This is not the end
This is not the end of this
We will open our eyes wide, wider
This is not our last
This is not our last breath
We will open our mouths wide, wider
And you know you’ll be alright
Oh and you know you’ll be alright
This is not the end
This is not the end of us
We will shine like the stars bright, brighter
Behind the Song:
(Commentary by Lisa Gungor)
There are two ideas that are woven throughout this song. The first is a sense of determination born in the middle of anger – something had happened to us that felt unjust, leaving our spirits a bit defeated and raw. It felt as though we were meager little ants who were discovering that the traditional way of digging into the earth is bogus. But in spite of the discovery, we were still forced to succumb to the great ant tradition – clawing and scraping, shoving dirt into our mouth and spitting it out again.
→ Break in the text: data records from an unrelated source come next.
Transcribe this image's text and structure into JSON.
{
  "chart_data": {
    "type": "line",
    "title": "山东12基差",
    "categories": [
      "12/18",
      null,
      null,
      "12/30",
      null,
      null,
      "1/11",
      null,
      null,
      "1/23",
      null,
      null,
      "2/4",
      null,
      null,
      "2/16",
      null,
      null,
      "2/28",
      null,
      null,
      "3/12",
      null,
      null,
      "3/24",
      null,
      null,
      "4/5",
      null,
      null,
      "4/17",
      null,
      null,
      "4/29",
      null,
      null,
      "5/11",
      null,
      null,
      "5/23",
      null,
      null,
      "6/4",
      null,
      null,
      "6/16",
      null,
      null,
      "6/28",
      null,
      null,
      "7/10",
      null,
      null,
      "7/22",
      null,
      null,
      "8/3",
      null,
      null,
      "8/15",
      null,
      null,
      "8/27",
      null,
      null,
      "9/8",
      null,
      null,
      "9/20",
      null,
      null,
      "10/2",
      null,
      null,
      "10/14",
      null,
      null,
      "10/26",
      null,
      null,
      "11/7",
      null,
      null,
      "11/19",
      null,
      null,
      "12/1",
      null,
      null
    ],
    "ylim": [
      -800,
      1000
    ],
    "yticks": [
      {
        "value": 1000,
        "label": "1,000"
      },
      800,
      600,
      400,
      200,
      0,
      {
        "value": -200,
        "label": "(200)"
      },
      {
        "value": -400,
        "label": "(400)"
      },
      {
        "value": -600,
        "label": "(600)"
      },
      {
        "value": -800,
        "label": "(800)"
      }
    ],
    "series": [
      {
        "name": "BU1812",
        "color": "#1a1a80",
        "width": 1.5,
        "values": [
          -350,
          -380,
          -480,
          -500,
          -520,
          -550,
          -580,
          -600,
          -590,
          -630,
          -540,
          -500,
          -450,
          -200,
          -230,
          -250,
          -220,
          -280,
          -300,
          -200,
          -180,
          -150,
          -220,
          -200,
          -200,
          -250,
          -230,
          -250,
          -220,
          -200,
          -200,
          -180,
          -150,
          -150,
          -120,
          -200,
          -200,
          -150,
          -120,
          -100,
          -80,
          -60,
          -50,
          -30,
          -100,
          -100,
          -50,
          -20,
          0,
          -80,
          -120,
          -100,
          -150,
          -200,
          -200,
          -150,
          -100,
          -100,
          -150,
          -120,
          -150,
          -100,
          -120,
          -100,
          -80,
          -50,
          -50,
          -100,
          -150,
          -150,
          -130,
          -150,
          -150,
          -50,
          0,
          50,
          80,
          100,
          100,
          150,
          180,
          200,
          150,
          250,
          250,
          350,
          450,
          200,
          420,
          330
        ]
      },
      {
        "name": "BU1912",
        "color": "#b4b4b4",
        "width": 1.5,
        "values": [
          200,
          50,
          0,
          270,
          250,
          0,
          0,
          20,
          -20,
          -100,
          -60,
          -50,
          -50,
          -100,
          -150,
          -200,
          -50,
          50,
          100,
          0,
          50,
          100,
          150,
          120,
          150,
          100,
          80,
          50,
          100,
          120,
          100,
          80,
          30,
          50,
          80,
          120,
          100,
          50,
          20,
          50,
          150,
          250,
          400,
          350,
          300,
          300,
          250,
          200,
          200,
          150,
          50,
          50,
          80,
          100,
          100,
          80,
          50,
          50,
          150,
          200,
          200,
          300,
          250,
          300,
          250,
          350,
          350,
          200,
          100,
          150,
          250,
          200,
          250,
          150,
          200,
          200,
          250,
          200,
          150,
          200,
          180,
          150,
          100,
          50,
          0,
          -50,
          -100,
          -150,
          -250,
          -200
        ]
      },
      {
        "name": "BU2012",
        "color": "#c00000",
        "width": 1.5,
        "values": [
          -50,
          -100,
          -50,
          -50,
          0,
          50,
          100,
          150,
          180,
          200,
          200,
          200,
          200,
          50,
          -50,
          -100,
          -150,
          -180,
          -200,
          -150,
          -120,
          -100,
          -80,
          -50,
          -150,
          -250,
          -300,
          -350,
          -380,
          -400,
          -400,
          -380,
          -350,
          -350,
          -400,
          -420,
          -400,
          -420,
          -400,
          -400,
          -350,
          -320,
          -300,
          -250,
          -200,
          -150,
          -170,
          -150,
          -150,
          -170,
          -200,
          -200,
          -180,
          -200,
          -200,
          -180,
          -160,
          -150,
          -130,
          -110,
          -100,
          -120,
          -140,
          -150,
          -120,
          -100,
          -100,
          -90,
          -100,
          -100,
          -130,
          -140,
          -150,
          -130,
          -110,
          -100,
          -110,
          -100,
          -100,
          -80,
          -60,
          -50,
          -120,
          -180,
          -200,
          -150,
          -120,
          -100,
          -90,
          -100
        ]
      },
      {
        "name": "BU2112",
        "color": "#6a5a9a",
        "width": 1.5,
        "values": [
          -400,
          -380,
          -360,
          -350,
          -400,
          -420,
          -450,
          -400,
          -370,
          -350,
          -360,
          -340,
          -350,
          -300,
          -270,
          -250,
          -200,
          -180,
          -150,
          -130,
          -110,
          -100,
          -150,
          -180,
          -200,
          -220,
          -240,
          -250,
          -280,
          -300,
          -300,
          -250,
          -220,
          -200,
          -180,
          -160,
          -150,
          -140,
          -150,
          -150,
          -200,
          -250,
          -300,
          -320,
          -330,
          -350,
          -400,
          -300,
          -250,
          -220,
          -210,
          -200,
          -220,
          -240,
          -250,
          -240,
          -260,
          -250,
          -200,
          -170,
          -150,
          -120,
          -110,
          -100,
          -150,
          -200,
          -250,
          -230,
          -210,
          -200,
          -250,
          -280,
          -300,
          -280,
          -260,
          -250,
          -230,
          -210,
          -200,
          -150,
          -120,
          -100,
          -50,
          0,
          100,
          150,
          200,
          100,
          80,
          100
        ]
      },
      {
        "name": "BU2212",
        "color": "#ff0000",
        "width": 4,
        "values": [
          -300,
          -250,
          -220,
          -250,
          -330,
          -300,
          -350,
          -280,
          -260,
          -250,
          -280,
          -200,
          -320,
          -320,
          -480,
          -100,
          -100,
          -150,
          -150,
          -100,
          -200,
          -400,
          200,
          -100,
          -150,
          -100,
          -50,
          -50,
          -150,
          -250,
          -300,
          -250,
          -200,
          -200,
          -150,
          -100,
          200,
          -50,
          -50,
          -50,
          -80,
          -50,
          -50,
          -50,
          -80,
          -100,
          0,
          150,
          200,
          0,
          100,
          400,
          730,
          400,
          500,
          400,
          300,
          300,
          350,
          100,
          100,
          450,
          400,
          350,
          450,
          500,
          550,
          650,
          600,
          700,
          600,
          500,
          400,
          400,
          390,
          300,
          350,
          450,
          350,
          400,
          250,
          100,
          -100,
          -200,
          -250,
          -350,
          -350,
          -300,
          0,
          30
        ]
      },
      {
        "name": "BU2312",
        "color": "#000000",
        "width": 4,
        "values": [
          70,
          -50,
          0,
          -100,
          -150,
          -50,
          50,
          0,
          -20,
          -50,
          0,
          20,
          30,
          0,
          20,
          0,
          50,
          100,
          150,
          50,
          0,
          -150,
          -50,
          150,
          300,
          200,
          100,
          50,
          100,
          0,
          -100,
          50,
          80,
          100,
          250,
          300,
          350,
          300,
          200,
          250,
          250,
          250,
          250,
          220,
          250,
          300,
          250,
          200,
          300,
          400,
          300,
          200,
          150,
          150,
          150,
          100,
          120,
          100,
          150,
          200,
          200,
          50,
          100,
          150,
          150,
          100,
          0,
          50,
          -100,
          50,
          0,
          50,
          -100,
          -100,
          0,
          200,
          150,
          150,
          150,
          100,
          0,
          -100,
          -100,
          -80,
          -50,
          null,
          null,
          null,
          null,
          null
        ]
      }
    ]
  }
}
So there I sat at the piano, trying to express the emotion of it through melody (admittedly feeling sorry for myself), when I suddenly felt this rise of determination …“this is not the end of us.” What is life if there is no resistance? If we don’t ever feel opposition, we probably aren’t saying anything. Branching out from the normal verse 1, verse 2, chorus, bridge, etc., the song naturally formed into a series of choruses with musical breaks going from 5 to 6 chiming in between, giving it this sort of dancing forward feel.
The banjo and glockenspiel give the song a bit of a lift, pushing the song into a fun (party-like) yet resolute feel. Gradually, the gang vocals join in, giving rise to this anthem of determination and hope (anytime I sing this song, I envision people dancing and singing at the top of their lungs with a mug held high in one hand and the other waving wildly…sort of Irish style).
The other thread in this song is along the lines of “The Fall.” I grew up with this vague, hazy perception of heaven, a less-than-real place. I thought heaven was somewhere else, up in the clouds, and one day I would be so light (or ghostly) I could sit on that cloud. But what if it is more real than the world we know now? In “The Great Divorce” C. S. Lewis paints this picture of the grass in heaven hurting people’s feet because it is more real than they are. Everything is more solid, more vibrant and alive. In all of the chaos, we have glimpses of true love and true peace, a sort of whisper of what is to come. Maybe we are the ghosts, and one day our eyes will be opened to what is real.